Some respondents weren’t hesitant to call out specific OEMs or even their own OEM when detailing their concerns. The Cannata Report devotes a fair amount of coverage to acquisitions throughout the year, focused primarily on the perspective of the dealers or organizations making the acquisitions.
Clearly, there’s an equally compelling story here, and that’s how acquisitions are impacting small and mid-size dealers that currently have no intention of selling and that now find themselves competing against larger, better-financed dealers. That is an issue we will be exploring in depth in 2020.
As we did in last year’s Survey analysis, we’ve examined how much of a concern success in production print is between the “haves” (Canon, Konica Minolta, Ricoh) and the “have nots” (Kyocera, Sharp, Toshiba).
We continue to place Kyocera in the have-not category as its production print program is still just starting.

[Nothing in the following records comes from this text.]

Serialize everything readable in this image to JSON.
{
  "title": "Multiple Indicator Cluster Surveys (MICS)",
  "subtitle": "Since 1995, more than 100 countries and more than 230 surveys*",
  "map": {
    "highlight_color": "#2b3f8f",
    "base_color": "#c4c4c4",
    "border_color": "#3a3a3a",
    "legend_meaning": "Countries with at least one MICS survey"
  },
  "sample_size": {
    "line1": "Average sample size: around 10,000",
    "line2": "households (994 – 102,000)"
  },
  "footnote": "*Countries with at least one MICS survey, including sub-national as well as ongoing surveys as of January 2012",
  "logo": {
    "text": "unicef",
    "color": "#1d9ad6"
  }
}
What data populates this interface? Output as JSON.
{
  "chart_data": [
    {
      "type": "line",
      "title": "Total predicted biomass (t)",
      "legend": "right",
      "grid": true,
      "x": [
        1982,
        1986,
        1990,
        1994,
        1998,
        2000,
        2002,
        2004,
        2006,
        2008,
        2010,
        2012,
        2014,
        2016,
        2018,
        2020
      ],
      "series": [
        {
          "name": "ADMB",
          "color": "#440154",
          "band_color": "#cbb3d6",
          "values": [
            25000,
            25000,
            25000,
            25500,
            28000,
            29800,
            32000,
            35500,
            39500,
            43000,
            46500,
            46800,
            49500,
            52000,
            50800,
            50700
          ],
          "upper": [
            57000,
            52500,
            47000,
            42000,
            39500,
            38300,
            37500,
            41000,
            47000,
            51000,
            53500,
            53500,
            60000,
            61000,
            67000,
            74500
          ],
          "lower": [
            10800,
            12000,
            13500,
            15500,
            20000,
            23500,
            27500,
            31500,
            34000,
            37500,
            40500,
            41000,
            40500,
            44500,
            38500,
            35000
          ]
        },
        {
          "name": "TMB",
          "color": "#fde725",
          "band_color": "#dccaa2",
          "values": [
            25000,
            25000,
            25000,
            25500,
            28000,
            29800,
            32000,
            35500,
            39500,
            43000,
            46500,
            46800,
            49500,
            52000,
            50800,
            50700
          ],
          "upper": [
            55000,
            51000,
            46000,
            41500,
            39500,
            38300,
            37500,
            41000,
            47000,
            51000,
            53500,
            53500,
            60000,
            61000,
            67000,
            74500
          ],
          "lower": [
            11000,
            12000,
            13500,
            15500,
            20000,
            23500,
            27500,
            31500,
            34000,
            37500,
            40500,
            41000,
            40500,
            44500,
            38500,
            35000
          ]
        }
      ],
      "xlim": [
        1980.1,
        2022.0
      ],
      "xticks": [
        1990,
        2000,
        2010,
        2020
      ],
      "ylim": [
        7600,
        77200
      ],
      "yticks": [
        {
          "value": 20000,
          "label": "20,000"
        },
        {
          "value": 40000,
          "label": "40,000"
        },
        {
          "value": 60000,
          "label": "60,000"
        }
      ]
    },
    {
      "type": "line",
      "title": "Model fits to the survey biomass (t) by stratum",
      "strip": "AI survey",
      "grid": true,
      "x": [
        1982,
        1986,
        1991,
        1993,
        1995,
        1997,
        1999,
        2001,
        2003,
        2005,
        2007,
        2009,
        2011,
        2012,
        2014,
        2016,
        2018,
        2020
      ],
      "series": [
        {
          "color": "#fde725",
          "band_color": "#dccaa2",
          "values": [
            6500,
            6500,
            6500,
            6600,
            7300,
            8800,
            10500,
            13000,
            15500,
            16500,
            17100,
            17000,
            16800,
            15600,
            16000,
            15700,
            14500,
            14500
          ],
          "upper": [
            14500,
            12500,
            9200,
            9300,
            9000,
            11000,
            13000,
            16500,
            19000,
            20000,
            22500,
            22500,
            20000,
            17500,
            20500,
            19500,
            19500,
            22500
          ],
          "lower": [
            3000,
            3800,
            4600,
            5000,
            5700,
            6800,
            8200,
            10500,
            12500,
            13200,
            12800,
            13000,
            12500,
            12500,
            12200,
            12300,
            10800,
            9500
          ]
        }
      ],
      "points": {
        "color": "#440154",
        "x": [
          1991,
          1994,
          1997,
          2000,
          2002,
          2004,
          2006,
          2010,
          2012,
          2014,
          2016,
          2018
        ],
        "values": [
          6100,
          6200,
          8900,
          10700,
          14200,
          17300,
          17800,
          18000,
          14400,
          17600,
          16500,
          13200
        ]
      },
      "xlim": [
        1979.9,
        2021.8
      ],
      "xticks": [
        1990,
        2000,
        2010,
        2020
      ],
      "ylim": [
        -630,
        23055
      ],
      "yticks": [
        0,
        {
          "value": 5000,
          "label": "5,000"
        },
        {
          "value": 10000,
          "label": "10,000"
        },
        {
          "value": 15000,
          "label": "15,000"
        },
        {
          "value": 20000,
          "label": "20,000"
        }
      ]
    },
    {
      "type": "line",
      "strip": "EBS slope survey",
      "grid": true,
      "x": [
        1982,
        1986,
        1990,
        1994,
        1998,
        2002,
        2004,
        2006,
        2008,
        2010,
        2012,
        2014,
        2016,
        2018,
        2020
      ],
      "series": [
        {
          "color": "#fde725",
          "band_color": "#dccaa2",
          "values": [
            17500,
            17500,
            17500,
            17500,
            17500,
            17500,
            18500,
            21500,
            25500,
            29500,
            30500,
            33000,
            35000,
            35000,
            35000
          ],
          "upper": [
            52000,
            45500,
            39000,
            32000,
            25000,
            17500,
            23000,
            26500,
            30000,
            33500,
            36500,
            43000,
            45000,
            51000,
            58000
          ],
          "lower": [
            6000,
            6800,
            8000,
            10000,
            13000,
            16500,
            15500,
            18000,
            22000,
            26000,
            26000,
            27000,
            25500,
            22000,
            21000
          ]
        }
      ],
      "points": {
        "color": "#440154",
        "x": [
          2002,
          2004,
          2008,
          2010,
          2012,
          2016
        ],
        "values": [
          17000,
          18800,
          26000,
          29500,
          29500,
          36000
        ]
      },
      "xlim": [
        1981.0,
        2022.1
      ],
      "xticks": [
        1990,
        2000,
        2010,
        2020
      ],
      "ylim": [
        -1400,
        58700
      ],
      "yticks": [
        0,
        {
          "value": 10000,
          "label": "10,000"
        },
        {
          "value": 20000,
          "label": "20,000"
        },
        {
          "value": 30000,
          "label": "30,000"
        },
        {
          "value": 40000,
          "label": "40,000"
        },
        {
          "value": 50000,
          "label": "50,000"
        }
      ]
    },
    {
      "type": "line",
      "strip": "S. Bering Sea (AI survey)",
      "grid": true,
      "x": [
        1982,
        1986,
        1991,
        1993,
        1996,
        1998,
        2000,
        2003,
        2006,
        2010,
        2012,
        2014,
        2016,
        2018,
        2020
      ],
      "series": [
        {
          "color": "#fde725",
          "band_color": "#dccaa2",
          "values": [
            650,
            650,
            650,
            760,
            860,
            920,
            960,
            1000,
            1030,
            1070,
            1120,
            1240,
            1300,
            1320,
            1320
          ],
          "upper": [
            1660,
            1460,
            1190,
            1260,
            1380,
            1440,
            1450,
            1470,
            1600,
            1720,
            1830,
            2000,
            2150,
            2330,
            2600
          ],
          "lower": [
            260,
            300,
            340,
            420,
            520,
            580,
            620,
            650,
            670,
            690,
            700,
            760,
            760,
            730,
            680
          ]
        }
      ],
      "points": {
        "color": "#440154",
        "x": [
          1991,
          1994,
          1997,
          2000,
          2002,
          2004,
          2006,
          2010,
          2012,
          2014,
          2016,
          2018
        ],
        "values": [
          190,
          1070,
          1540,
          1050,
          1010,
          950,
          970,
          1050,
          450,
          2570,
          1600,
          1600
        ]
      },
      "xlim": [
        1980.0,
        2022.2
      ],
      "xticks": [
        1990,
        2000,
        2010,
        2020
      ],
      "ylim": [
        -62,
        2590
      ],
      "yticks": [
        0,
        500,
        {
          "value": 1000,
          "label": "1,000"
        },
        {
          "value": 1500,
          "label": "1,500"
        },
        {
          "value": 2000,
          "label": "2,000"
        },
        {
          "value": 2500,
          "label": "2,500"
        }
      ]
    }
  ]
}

Here, 15% (down from 22% last year) of the haves identified this as a concern compared to 12% (down from 15% last year) of the have nots. It’s not a huge gap, but still indicates the sentiments of those with access to a production/industrial print line and those without. Those percentages are regardless of positioning. Only 0.5% of all Big Six OEMs identified succeeding in production and industrial print as a primary concern.